We are evaluating Jetson AGX units for use in a moderately high radiation environment. We would like to monitor the ECC memory correction stats to determine when radiation-induced bit flips take place. However, we don’t know if/how this is possible on the Jetson. With desktop PCs, libnvidia-ml.so offers this capability, but that library is not supported on Jetson. I found this post, which may or may not point in a helpful direction:
Bottom line: my question is, how can we monitor the Jetson Industrial AGX’s ECC RAM correction statistics? Thanks very much!
on TX2i, DRAM ECC interrupt handling is done by SCE which is a R5 with closed source. So, you will not be able to see the error stats.

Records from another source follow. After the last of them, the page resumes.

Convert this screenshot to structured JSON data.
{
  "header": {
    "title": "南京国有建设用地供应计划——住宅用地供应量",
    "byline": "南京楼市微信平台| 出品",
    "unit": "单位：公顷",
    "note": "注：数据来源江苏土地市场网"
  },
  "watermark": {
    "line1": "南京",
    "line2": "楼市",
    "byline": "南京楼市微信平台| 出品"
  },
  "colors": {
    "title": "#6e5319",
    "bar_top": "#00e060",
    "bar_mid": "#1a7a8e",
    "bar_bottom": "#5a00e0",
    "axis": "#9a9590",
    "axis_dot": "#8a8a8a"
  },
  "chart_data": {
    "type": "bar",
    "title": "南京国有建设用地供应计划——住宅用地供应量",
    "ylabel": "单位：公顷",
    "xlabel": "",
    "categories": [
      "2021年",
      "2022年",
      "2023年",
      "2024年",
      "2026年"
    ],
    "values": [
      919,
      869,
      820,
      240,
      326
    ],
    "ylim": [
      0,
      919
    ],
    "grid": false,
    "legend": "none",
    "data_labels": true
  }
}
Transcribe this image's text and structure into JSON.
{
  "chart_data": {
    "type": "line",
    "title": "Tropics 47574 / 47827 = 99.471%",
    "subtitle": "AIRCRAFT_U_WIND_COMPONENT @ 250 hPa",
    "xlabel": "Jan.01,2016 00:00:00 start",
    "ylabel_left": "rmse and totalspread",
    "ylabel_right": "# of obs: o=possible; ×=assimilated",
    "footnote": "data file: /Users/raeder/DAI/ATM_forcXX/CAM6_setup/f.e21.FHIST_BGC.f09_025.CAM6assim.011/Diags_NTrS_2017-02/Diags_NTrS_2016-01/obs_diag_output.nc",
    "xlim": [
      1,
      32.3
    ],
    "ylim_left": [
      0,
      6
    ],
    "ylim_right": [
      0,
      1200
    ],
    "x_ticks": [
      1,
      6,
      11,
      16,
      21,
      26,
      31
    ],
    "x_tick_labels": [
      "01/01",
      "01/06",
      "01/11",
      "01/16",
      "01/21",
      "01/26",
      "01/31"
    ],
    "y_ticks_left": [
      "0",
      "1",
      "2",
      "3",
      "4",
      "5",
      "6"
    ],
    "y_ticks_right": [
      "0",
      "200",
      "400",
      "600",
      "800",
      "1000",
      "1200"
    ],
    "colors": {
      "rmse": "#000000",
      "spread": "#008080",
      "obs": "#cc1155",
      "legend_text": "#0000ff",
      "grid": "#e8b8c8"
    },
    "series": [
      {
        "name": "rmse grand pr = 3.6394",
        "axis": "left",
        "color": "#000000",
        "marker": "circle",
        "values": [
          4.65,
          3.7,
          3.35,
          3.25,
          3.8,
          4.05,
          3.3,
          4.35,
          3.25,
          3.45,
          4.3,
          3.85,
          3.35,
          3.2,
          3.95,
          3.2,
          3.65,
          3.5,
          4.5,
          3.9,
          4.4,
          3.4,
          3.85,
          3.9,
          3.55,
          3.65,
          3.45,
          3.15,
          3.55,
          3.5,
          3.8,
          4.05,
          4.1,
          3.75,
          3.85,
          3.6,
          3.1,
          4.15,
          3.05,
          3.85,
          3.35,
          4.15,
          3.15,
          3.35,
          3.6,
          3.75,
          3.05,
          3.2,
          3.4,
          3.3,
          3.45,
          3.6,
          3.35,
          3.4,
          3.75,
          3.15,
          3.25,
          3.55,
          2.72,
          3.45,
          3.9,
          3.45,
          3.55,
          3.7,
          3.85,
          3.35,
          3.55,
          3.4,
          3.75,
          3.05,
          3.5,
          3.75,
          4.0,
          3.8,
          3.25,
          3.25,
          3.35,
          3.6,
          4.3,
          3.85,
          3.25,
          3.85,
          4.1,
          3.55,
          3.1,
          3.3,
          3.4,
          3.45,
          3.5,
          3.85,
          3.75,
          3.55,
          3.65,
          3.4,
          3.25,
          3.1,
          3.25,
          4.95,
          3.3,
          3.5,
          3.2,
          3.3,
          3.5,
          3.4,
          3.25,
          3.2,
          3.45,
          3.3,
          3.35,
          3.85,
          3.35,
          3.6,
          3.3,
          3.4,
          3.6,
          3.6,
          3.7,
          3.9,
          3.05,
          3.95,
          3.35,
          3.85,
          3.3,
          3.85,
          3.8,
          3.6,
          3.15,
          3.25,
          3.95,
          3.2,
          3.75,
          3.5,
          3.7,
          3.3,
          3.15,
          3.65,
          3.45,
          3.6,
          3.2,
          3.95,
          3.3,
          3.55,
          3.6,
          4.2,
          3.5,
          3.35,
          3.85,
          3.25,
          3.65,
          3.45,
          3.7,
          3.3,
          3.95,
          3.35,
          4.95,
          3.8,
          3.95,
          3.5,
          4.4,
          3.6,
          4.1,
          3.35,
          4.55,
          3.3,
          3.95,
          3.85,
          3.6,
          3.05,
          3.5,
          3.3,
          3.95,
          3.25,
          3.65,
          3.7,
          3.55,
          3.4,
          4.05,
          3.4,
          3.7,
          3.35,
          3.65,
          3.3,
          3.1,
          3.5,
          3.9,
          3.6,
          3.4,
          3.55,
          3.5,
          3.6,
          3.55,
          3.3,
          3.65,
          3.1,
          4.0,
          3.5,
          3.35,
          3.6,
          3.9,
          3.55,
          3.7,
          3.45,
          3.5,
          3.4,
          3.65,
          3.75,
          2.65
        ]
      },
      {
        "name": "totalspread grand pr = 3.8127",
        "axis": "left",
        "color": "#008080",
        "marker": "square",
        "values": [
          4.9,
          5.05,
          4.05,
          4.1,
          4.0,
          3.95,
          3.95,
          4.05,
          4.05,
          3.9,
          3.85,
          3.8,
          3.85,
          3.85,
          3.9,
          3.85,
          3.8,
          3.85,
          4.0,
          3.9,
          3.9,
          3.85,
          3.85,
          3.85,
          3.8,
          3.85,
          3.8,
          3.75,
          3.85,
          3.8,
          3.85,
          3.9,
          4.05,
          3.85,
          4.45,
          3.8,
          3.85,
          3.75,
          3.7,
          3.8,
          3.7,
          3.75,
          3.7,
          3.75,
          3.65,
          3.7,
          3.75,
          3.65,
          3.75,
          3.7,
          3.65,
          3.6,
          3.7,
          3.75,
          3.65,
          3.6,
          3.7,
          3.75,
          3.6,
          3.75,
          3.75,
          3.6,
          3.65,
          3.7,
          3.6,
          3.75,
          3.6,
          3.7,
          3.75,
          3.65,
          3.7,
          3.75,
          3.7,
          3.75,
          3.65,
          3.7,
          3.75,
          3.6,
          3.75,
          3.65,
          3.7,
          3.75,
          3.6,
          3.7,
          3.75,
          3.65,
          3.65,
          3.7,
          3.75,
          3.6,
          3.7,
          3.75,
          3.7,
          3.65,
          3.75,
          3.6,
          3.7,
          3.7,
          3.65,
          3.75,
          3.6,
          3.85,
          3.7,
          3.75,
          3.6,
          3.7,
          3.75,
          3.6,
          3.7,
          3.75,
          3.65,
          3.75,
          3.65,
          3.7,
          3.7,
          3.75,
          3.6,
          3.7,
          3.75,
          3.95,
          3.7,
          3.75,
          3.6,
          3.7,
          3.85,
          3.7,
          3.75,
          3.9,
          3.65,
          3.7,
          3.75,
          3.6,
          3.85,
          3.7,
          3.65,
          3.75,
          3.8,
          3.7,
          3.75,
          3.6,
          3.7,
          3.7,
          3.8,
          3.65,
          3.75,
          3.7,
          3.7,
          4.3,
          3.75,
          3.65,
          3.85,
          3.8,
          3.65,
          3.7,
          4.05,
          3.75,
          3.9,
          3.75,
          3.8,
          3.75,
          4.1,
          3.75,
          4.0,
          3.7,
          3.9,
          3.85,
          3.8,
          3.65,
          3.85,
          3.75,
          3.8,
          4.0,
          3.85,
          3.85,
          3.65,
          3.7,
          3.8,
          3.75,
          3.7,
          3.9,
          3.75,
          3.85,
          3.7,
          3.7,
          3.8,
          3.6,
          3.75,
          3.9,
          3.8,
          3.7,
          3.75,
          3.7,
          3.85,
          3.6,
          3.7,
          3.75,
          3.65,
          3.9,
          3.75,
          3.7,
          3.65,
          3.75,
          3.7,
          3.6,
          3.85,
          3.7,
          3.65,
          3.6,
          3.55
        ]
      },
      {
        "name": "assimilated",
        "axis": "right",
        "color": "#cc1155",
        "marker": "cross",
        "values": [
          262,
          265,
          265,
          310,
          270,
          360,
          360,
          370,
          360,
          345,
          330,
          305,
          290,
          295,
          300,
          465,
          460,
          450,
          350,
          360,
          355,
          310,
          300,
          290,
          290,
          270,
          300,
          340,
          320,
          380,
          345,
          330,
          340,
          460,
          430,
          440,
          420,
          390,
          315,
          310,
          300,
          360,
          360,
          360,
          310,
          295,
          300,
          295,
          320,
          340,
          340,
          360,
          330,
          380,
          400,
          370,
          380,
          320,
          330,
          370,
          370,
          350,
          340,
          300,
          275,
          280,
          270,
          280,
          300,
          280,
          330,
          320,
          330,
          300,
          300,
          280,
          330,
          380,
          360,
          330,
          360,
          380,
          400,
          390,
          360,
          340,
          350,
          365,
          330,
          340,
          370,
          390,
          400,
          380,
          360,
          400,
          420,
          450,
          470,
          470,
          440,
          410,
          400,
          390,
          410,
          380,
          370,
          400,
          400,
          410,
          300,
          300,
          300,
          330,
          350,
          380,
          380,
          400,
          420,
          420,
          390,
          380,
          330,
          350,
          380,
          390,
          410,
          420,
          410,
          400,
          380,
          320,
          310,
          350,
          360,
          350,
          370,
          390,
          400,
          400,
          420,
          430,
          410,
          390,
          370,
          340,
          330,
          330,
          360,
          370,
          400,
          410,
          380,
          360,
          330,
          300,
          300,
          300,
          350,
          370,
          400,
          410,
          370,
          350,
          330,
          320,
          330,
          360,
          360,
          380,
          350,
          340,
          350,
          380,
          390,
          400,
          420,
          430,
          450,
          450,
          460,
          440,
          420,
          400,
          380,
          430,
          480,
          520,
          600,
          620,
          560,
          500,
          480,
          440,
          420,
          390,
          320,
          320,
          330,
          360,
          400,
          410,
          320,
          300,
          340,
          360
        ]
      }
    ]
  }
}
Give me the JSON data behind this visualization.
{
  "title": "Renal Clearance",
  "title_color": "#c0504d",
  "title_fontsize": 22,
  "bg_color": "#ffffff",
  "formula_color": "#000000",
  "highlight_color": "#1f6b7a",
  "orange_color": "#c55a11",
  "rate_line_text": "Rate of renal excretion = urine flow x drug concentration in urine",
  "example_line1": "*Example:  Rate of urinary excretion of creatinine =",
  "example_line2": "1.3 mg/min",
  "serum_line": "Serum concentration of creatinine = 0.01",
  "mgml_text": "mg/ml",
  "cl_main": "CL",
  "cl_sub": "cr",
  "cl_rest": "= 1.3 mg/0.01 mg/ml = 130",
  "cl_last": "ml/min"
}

If you chose to use linux kernel for dram ecc error interrupt, then you can see it in console. But there will be no mitigation in linux driver for double bit error, single bit error is take care by the HW itself. More explanation on how to enable linux kernel driver is here RAM ECC TX2i
Thanks Bibek. As I stated above, we have Jetson AGX industrial units. Not TX2i’s. Does the information you provided also apply to the AGX and./or AGX industrial family?
In case of double bit errors detected in the HW, the system reboots and the bad page is blacklisted by the dram-ecc binary. You can check for the boot log prints from the same during reboot for the blacklisted pages.